Related Work & Insights¶
- Evolution of SSL segmentation methods: Mean Teacher → CPS (mutual learning) → UniMatch (multi-view consistency) → the proposed method (VLM pseudo-labels + dual-teacher). The trend is toward incorporating stronger priors to compensate for annotation scarcity.
- VLMs in medical image analysis: Methods such as MedSAM and SAMed fine-tune SAM for medical segmentation but require target-domain annotations; APPG is entirely training-free, better suited to the low-annotation regime.

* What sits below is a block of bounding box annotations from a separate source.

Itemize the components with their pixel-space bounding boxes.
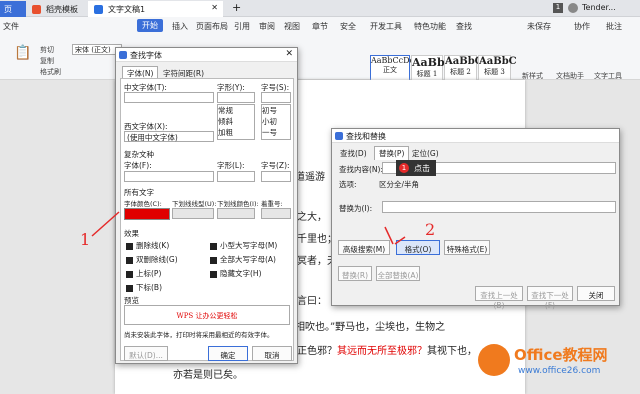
watermark: Office教程网 www.office26.com: [478, 342, 636, 390]
watermark-brand: Office教程网: [514, 346, 608, 364]
watermark-url: www.office26.com: [518, 366, 601, 376]
arrow-2: [394, 236, 406, 245]
office-logo-icon: [478, 344, 510, 376]
arrow-1: [91, 211, 120, 237]
arrow-2: [384, 226, 394, 245]
annotation-arrows: [91, 211, 406, 245]
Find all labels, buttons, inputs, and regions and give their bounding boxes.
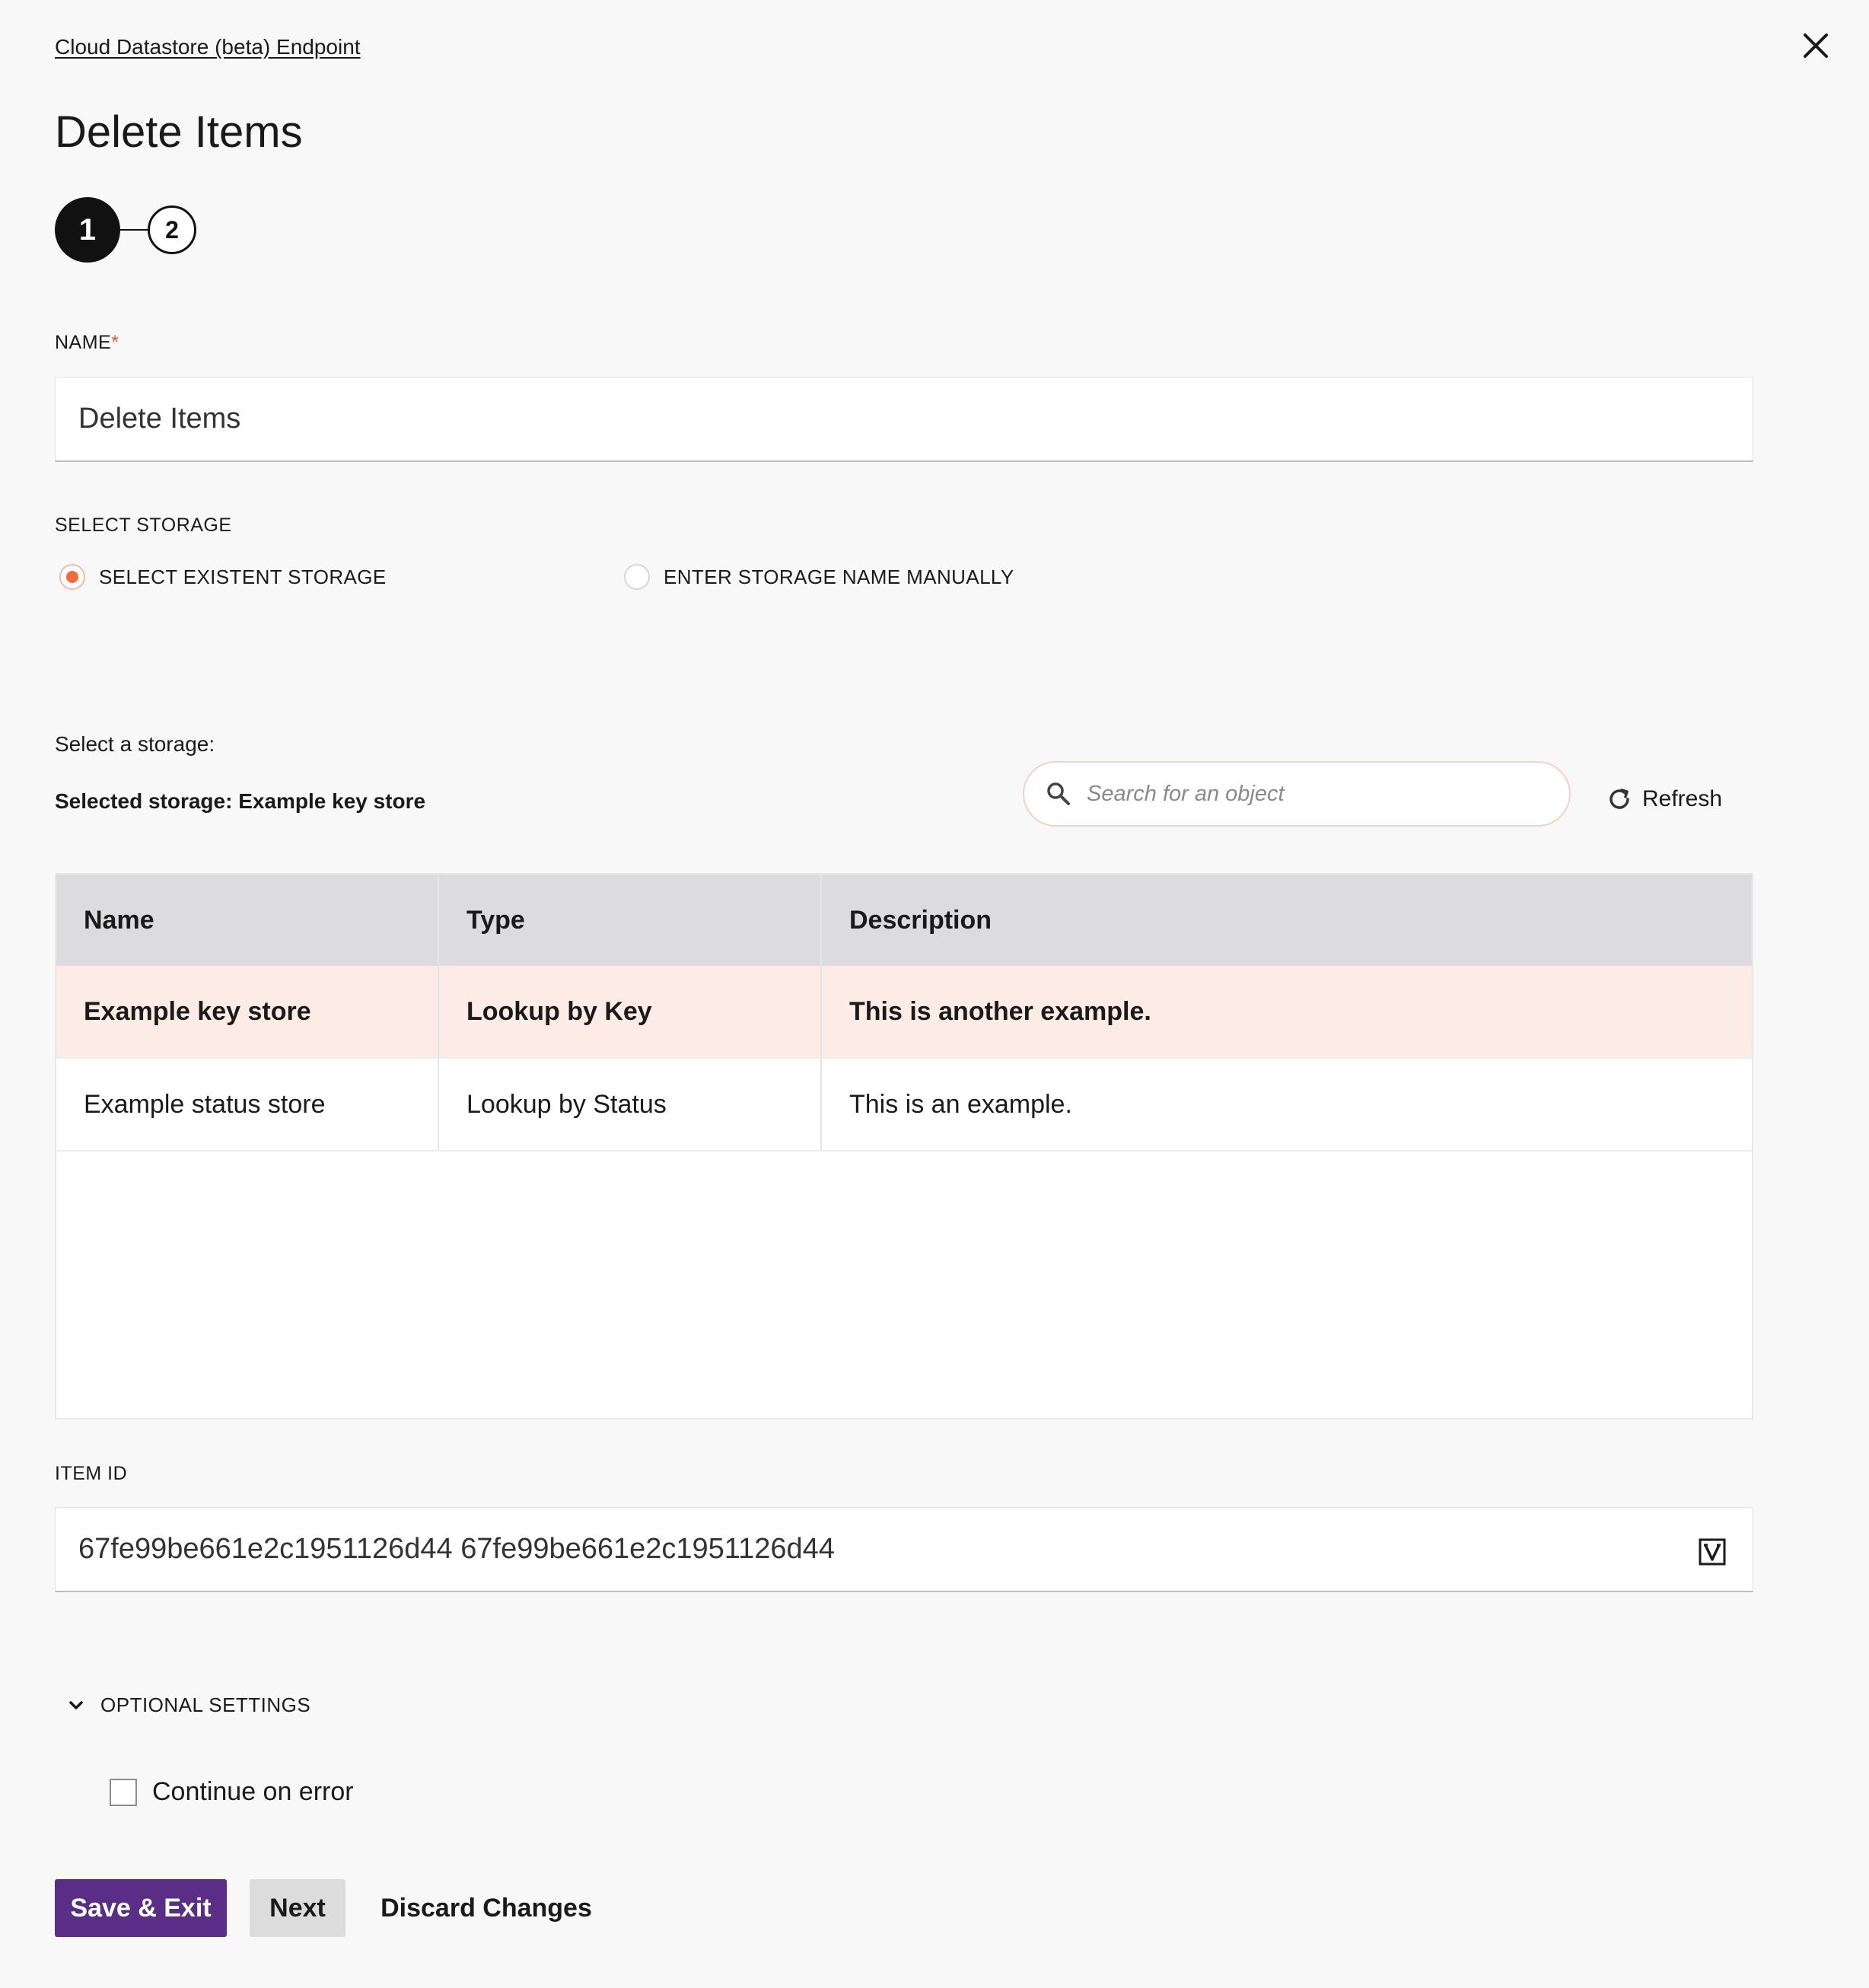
- name-label: NAME*: [55, 332, 119, 354]
- radio-enter-storage-manually[interactable]: ENTER STORAGE NAME MANUALLY: [624, 564, 1014, 590]
- radio-button-unchecked[interactable]: [624, 564, 650, 590]
- step-2-indicator[interactable]: 2: [148, 205, 196, 254]
- step-1-indicator[interactable]: 1: [55, 197, 120, 263]
- breadcrumb-endpoint-link[interactable]: Cloud Datastore (beta) Endpoint: [55, 35, 361, 59]
- close-button[interactable]: [1797, 27, 1834, 64]
- radio-select-existent-storage[interactable]: SELECT EXISTENT STORAGE: [59, 564, 387, 590]
- select-storage-label: SELECT STORAGE: [55, 515, 232, 536]
- next-button[interactable]: Next: [250, 1879, 345, 1937]
- table-header-row: Name Type Description: [56, 875, 1752, 966]
- table-row[interactable]: Example key store Lookup by Key This is …: [56, 966, 1752, 1059]
- variable-icon[interactable]: [1699, 1538, 1726, 1566]
- radio-label-existent: SELECT EXISTENT STORAGE: [99, 565, 387, 588]
- table-cell-type: Lookup by Key: [439, 966, 822, 1057]
- page-title: Delete Items: [55, 107, 303, 157]
- save-exit-button[interactable]: Save & Exit: [55, 1879, 227, 1937]
- selected-storage-text: Selected storage: Example key store: [55, 789, 426, 813]
- name-label-text: NAME: [55, 332, 112, 353]
- refresh-button[interactable]: Refresh: [1606, 785, 1722, 813]
- stepper-connector: [120, 229, 148, 231]
- radio-label-manual: ENTER STORAGE NAME MANUALLY: [664, 565, 1014, 588]
- table-cell-name: Example status store: [56, 1059, 439, 1150]
- column-header-description[interactable]: Description: [822, 875, 1752, 966]
- discard-changes-button[interactable]: Discard Changes: [376, 1879, 597, 1937]
- chevron-down-icon: [69, 1700, 83, 1709]
- table-cell-type: Lookup by Status: [439, 1059, 822, 1150]
- storage-table: Name Type Description Example key store …: [55, 873, 1753, 1419]
- refresh-label: Refresh: [1642, 786, 1723, 811]
- close-icon: [1804, 33, 1828, 58]
- optional-settings-toggle[interactable]: OPTIONAL SETTINGS: [65, 1693, 310, 1717]
- continue-on-error-checkbox[interactable]: [110, 1778, 137, 1806]
- column-header-type[interactable]: Type: [439, 875, 822, 966]
- item-id-label: ITEM ID: [55, 1463, 128, 1484]
- refresh-icon: [1610, 789, 1629, 809]
- table-cell-description: This is an example.: [849, 1089, 1072, 1119]
- continue-on-error-label: Continue on error: [152, 1777, 354, 1806]
- radio-dot: [66, 571, 78, 583]
- select-a-storage-text: Select a storage:: [55, 732, 215, 756]
- item-id-input[interactable]: 67fe99be661e2c1951126d44 67fe99be661e2c1…: [55, 1507, 1753, 1592]
- optional-settings-label: OPTIONAL SETTINGS: [100, 1693, 311, 1716]
- search-input[interactable]: [1085, 780, 1545, 808]
- required-asterisk: *: [111, 332, 119, 353]
- column-header-name[interactable]: Name: [56, 875, 439, 966]
- continue-on-error-option[interactable]: Continue on error: [110, 1777, 354, 1807]
- name-input-value: Delete Items: [78, 403, 241, 435]
- radio-button-checked[interactable]: [59, 564, 85, 590]
- table-cell-name: Example key store: [56, 966, 439, 1057]
- search-icon: [1047, 782, 1070, 805]
- item-id-input-value: 67fe99be661e2c1951126d44 67fe99be661e2c1…: [78, 1533, 835, 1565]
- name-input[interactable]: Delete Items: [55, 377, 1753, 462]
- search-box[interactable]: [1023, 761, 1571, 827]
- table-cell-description: This is another example.: [849, 996, 1151, 1026]
- table-row[interactable]: Example status store Lookup by Status Th…: [56, 1059, 1752, 1152]
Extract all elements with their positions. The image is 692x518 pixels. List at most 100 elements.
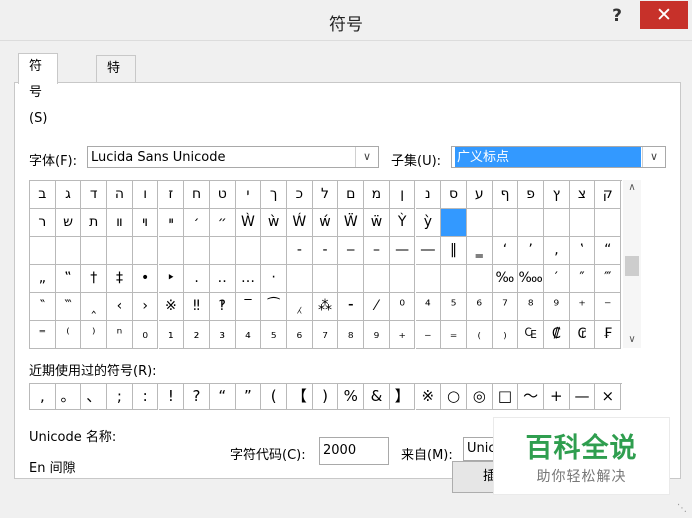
symbol-cell[interactable]: ⁄ <box>364 293 390 321</box>
symbol-cell[interactable]: Ỳ <box>389 209 416 237</box>
symbol-cell[interactable]: ₋ <box>415 321 442 349</box>
symbol-cell[interactable]: ש <box>55 209 82 237</box>
symbol-cell[interactable]: ײ <box>158 209 185 237</box>
recent-symbol-cell[interactable]: & <box>364 384 390 410</box>
recent-symbol-cell[interactable]: 、 <box>81 384 108 410</box>
symbol-cell[interactable] <box>466 265 493 293</box>
symbol-cell[interactable] <box>30 237 56 265</box>
symbol-cell[interactable]: ‱ <box>518 265 544 293</box>
symbol-cell[interactable]: ₠ <box>518 321 544 349</box>
recent-symbol-cell[interactable]: 。 <box>55 384 82 410</box>
recent-symbol-cell[interactable]: + <box>544 384 570 410</box>
symbol-cell[interactable]: ₢ <box>569 321 596 349</box>
symbol-cell[interactable] <box>132 237 159 265</box>
symbol-cell[interactable] <box>364 265 390 293</box>
symbol-cell[interactable]: ’ <box>518 237 544 265</box>
symbol-cell[interactable]: ⁃ <box>338 293 365 321</box>
symbol-cell[interactable] <box>261 237 287 265</box>
symbol-cell[interactable]: ₈ <box>338 321 365 349</box>
symbol-cell[interactable]: ב <box>30 181 56 209</box>
recent-symbol-cell[interactable]: % <box>338 384 365 410</box>
symbol-cell[interactable]: ‗ <box>466 237 493 265</box>
symbol-cell[interactable]: ץ <box>544 181 570 209</box>
symbol-cell[interactable]: ₊ <box>389 321 416 349</box>
recent-symbol-cell[interactable]: ; <box>107 384 133 410</box>
symbol-cell[interactable]: ק <box>595 181 622 209</box>
symbol-cell[interactable] <box>569 209 596 237</box>
recent-symbol-cell[interactable]: ” <box>235 384 262 410</box>
recent-symbol-cell[interactable]: 】 <box>389 384 416 410</box>
subset-dropdown[interactable]: 广义标点 ∨ <box>451 146 666 168</box>
symbol-cell[interactable]: › <box>132 293 159 321</box>
symbol-cell[interactable]: ‖ <box>441 237 467 265</box>
symbol-cell[interactable] <box>81 237 108 265</box>
symbol-cell[interactable]: ‴ <box>595 265 622 293</box>
symbol-cell[interactable]: ₍ <box>466 321 493 349</box>
symbol-cell[interactable] <box>235 237 262 265</box>
symbol-cell[interactable]: Ẃ <box>287 209 313 237</box>
symbol-cell[interactable]: ₃ <box>209 321 236 349</box>
font-dropdown[interactable]: Lucida Sans Unicode ∨ <box>87 146 379 168</box>
symbol-cell[interactable]: ₇ <box>312 321 339 349</box>
symbol-cell[interactable]: ₅ <box>261 321 287 349</box>
tab-symbols[interactable]: 符号(S) <box>18 53 59 126</box>
close-button[interactable]: ✕ <box>640 1 688 29</box>
symbol-cell[interactable]: „ <box>30 265 56 293</box>
symbol-cell[interactable]: ⁶ <box>466 293 493 321</box>
scroll-thumb[interactable] <box>625 256 639 276</box>
symbol-cell[interactable]: ․ <box>184 265 210 293</box>
recent-symbol-cell[interactable]: ? <box>184 384 210 410</box>
recent-symbol-cell[interactable]: ※ <box>415 384 442 410</box>
symbol-cell[interactable]: ך <box>261 181 287 209</box>
symbol-cell[interactable]: ‛ <box>569 237 596 265</box>
symbol-cell[interactable]: ‶ <box>30 293 56 321</box>
symbol-cell[interactable]: ‒ <box>338 237 365 265</box>
symbol-cell[interactable] <box>209 237 236 265</box>
char-code-input[interactable]: 2000 <box>319 437 389 465</box>
symbol-cell[interactable]: ם <box>338 181 365 209</box>
symbol-cell[interactable]: ד <box>81 181 108 209</box>
symbol-cell[interactable]: ⁂ <box>312 293 339 321</box>
resize-grip-icon[interactable]: ⋱ <box>677 503 689 515</box>
symbol-cell[interactable]: ₄ <box>235 321 262 349</box>
symbol-cell[interactable]: ל <box>312 181 339 209</box>
symbol-cell[interactable]: צ <box>569 181 596 209</box>
symbol-cell[interactable]: ₣ <box>595 321 622 349</box>
symbol-cell[interactable]: – <box>364 237 390 265</box>
symbol-cell[interactable]: ″ <box>569 265 596 293</box>
recent-symbol-cell[interactable]: ! <box>158 384 185 410</box>
symbol-cell[interactable]: ף <box>492 181 519 209</box>
symbol-cell[interactable]: ‟ <box>55 265 82 293</box>
recent-symbol-cell[interactable]: × <box>595 384 622 410</box>
symbol-cell[interactable] <box>441 265 467 293</box>
recent-symbol-cell[interactable]: — <box>569 384 596 410</box>
symbol-cell[interactable]: ‚ <box>544 237 570 265</box>
symbol-cell[interactable]: ‣ <box>158 265 185 293</box>
symbol-cell[interactable]: ױ <box>132 209 159 237</box>
symbol-cell[interactable]: ⁀ <box>261 293 287 321</box>
tab-special-characters[interactable]: 特殊字符(P) <box>96 55 136 180</box>
symbol-cell[interactable]: ‧ <box>261 265 287 293</box>
symbol-cell[interactable] <box>544 209 570 237</box>
symbol-cell[interactable] <box>338 265 365 293</box>
symbol-cell[interactable]: ỳ <box>415 209 442 237</box>
symbol-cell[interactable]: … <box>235 265 262 293</box>
symbol-cell[interactable]: ⁼ <box>30 321 56 349</box>
symbol-cell[interactable] <box>415 265 442 293</box>
recent-symbol-cell[interactable]: ◎ <box>466 384 493 410</box>
symbol-cell[interactable]: ※ <box>158 293 185 321</box>
symbol-cell[interactable] <box>55 237 82 265</box>
symbol-cell[interactable]: ר <box>30 209 56 237</box>
symbol-cell[interactable]: ― <box>415 237 442 265</box>
symbol-cell[interactable] <box>184 237 210 265</box>
symbol-cell[interactable]: ן <box>389 181 416 209</box>
symbol-cell[interactable]: ₎ <box>492 321 519 349</box>
symbol-cell[interactable] <box>595 209 622 237</box>
symbol-cell[interactable]: ‑ <box>312 237 339 265</box>
symbol-cell[interactable]: ⁺ <box>569 293 596 321</box>
symbol-cell[interactable]: ה <box>107 181 133 209</box>
symbol-cell[interactable]: ₡ <box>544 321 570 349</box>
symbol-cell[interactable]: ⁻ <box>595 293 622 321</box>
symbol-cell[interactable]: ⁵ <box>441 293 467 321</box>
symbol-cell[interactable]: ‐ <box>287 237 313 265</box>
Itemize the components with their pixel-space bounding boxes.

- The role of uncertainty in SSL: Prior work primarily uses uncertainty for pseudo-label filtering (discarding uncertain samples); the reverse approach in AURCL transforms uncertain regions into exploitable positive signals, a strategy generalizable to other SSL frameworks.
Rating¶
⭐⭐⭐⭐ The framework is complete with strongly complementary components. The APPG approach of leveraging VLMs for training-free pseudo-label generation is highly practical for low-annotation medical scenarios, and validation is comprehensive across four datasets. Limitations include the restricted generality of APPG's appearance priors and the absence of discussion on VLM inference costs.